Il m'aura fallu embarquer à bord d'un documentaire réalisé par la réalisatrice géorgienne Salomé Jashi pour apprendre qu'une chose que je pensais impossible est en réalité tout à fait envisageable, si tant est qu'on en ait les moyens : déplacer des arbres centenaires d'un bout à l'autre d'un pays pour les faire atterrir dans son jardin, transplanter des tonnes et des tonnes de bois, de terre et de pierre, et au final s'approprier peut-être l'une des plus belles manifestations de la permanence végétale. On reste bouche bée devant l'ampleur de la tâche, qu'on ne comprend d'ailleurs pas tout de suite au début de Taming the Garden (qui entretient un certain mystère dans la première partie) avec cette image d'une île apparente, au milieu de la mer Noire, et cet arbre gigantesque trônant en son centre. Peu à peu l'entreprise se dessine et on réalise qu'il s'agit d'un caprice de milliardaire (on apprendra en dehors du film qu'il s'agit d'un ancien Premier Ministre de Géorgie) dans toute sa splendeur.
Précisons d'emblée que le docu arbore une lenteur et un sens de la contemplation qui peut rebuter car les 45 premières minutes avancent dans un univers particulièrement décontextualisé, concentrées sur des tâches techniques avec une loupe microscopique (on creuse des trous pour des énormes tuyaux métalliques, on élague des arbres, on travaille dans une carrière) sans comprendre ce qui relie tous ces événements, avant de prendre du recul et observer à une échelle plus macroscopique ce qui se joue. C'est sans doute l'effet recherché : lorsque les enjeux se précisent, lorsque le recul est effectué, toute la sève surréaliste de l'opération explose à l'écran.
Il s'agit donc d'un homme qui, parce qu'il en a les moyens, s'est construit un parc d'arbres centenaires (avec arrosage automatique, paillage circulaire, et pelouse verte tondue au millimètre par une armée de serviteurs bien évidemment, mais c'est de l'ordre du détail dans le tableau). Pour ce faire, rien de plus simple : creuser à la pelleteuse autour de l'arbre majestueux à un rayon d'environ 10 mètres ; fixer un emballage hermétique autour de cette gigantesque motte de terre ; déposer sur deux camions côte-à-côte la chose après l'avoir déracinée par perforation ; traverser le bout de pays qui le sépare de la mer après avoir préalablement rasé tout ce qui encombrait sur le passage (autres arbres, constructions, lignes électriques) sans oublier de dédommager les locaux, sans oublier de se faire magnanime (par exemple en construisant une route goudronnée) ; charger le colis de 10 tonnes et 30 mètres de haut sur un remorqueur après avoir aménagé la plage en conséquence ; après traversée maritime et transplantation devant chez soi, le tour est joué.

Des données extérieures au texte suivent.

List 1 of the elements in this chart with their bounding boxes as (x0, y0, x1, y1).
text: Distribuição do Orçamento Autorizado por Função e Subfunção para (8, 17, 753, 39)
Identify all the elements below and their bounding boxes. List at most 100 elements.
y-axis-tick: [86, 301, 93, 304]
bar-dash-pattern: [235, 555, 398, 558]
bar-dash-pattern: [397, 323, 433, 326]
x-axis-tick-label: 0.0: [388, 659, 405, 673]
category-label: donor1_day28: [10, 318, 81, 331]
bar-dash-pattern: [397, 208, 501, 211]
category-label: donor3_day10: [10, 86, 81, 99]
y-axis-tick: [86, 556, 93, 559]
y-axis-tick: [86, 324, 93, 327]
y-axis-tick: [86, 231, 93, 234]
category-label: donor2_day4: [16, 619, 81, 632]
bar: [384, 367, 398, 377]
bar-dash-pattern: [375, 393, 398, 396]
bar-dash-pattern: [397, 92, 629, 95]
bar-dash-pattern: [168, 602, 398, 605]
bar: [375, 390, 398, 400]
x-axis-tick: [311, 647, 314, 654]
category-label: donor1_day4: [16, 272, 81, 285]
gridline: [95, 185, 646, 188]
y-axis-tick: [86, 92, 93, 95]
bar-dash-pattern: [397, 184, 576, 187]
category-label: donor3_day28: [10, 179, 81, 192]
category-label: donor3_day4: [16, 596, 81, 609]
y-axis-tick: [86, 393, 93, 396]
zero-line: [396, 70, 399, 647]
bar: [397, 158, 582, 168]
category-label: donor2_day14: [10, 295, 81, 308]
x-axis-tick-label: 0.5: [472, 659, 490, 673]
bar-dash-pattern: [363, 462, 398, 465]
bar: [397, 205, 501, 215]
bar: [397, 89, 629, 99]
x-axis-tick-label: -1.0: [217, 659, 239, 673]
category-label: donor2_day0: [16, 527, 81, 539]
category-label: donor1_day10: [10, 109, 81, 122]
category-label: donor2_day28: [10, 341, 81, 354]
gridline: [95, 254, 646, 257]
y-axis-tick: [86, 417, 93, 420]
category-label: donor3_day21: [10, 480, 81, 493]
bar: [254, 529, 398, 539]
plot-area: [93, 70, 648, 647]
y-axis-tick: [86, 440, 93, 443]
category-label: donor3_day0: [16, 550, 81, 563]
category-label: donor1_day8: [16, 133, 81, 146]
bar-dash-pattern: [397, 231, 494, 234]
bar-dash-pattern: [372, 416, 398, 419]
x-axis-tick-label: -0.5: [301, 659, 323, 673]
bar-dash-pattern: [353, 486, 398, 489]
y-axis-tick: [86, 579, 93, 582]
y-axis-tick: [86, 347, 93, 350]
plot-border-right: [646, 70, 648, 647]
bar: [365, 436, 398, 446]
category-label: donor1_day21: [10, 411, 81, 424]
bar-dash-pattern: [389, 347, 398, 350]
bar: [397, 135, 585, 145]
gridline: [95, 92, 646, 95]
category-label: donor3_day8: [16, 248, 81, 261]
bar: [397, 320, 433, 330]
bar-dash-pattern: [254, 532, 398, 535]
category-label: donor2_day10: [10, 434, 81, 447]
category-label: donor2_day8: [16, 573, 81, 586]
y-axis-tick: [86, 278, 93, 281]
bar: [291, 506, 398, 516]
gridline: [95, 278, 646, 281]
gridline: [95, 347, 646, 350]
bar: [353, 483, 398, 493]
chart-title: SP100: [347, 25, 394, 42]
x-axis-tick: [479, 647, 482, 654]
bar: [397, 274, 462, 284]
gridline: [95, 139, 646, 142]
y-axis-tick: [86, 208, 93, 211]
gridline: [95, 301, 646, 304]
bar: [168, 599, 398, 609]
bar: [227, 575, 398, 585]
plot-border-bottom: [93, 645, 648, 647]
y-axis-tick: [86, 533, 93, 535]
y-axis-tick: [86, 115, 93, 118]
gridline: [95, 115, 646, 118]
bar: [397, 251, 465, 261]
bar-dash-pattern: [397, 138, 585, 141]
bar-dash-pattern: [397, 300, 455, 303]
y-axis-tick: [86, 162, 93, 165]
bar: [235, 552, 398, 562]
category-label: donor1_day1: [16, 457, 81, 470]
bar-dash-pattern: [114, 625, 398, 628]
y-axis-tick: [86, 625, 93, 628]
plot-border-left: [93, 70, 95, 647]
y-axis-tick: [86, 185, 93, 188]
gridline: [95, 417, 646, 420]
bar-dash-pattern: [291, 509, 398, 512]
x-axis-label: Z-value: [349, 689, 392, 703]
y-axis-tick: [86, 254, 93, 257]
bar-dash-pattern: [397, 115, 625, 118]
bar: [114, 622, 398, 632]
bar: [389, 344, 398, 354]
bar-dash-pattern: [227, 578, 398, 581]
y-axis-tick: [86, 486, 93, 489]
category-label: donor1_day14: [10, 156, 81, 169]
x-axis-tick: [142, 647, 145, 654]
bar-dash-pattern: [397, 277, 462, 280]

Personnellement j'aurais bien aimé avoir davantage de détails sur la façon dont se sont déroulées les négociations (ou les non-négociations) pour obtenir l'acceptation des populations locales, sur la nature des concessions politique à l'œuvre. Mais il suffit de vraiment peu d'images pour ressentir l'étendue de la catastrophe et comprendre les ramifications sans fin de l'asservissement de la nature — et en l'occurrence des pauvres hères qui se trouvent sur le chemin, totalement floués et dépassés. La métamorphose des paysages pour les convois exceptionnels est aussi hypnotisante que les moyens employés pour transporter une matière aussi insolite en taille et en nature. La métaphore de la dévastation qui en émerge est vraiment poignante.